A Southwest Airlines flight out of Albuquerque made an emergency landing in Tulsa, Oklahoma, on Monday afternoon after a passenger said a window exploded. Pilots told passengers over the intercom that something had happened and that they needed to divert the aircraft, later identified as Flight 2665, to Tulsa.
George Gonzales said he saw the cockpit window shatter and sent a photo of the damage. “They mentioned you know nothing struck the aircraft, it was just the windshield started cracking, and then it just exploded, so credit to the pilots for landing the plane and getting us down safely,” he said.
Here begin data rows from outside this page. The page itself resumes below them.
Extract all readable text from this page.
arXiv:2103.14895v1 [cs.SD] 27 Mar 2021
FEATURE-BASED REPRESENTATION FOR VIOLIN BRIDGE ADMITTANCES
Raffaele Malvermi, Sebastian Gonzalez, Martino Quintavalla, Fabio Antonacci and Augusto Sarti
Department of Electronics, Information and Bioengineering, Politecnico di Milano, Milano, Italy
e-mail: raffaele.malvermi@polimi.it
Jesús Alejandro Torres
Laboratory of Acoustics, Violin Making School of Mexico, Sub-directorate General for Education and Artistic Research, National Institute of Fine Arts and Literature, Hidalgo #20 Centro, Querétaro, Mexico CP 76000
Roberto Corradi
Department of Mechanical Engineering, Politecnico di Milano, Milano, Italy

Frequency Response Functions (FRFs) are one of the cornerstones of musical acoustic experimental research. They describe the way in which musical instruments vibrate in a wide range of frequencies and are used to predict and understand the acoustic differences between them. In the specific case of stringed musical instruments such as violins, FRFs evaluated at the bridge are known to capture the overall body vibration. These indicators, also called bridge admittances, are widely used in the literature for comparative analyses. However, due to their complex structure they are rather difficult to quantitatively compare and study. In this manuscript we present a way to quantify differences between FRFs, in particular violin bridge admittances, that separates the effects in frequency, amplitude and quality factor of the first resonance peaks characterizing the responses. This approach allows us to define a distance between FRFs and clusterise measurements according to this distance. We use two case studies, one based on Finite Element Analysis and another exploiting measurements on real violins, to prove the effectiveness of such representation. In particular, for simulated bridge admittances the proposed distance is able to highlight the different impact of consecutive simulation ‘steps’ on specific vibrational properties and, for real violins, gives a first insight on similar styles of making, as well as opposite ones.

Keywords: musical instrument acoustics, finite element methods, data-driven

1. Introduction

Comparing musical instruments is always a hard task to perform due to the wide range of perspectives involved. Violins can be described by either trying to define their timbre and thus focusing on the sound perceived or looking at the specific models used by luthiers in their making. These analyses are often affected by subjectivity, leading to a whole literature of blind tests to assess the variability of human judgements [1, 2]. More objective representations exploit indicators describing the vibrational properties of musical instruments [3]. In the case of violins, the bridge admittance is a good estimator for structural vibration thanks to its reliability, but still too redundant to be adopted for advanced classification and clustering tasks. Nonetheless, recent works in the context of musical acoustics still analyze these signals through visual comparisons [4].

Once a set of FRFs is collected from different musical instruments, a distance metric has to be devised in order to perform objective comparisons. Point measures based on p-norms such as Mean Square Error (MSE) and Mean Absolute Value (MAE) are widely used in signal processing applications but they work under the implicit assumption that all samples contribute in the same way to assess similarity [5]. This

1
Southwest later said Flight 2665 diverted safely to Tulsa because of a windshield crack. The airline said the flight landed uneventfully and customers were reaccommodated to Baltimore on another aircraft. It also said it appreciated the professionalism of its flight crew and that nothing is more important to Southwest than the safety of its customers and employees.
The flight had been headed to Baltimore when the cockpit windshield problem forced the diversion, a reminder of how quickly a routine trip can change in the air. The airline did not report injuries, and the aircraft came down safely after the crew chose Tulsa for the landing. Similar incidents have left aircraft grounded before, including a separate emergency landing case involving a cracked windshield on a Southwest flight.
For Gonzales and the other passengers, the answer was delivered in real time: the plane landed safely, the crack did not become a worse emergency, and the trip to Baltimore continued on another aircraft. The only thing left unresolved is how the windshield failed so suddenly in the first place.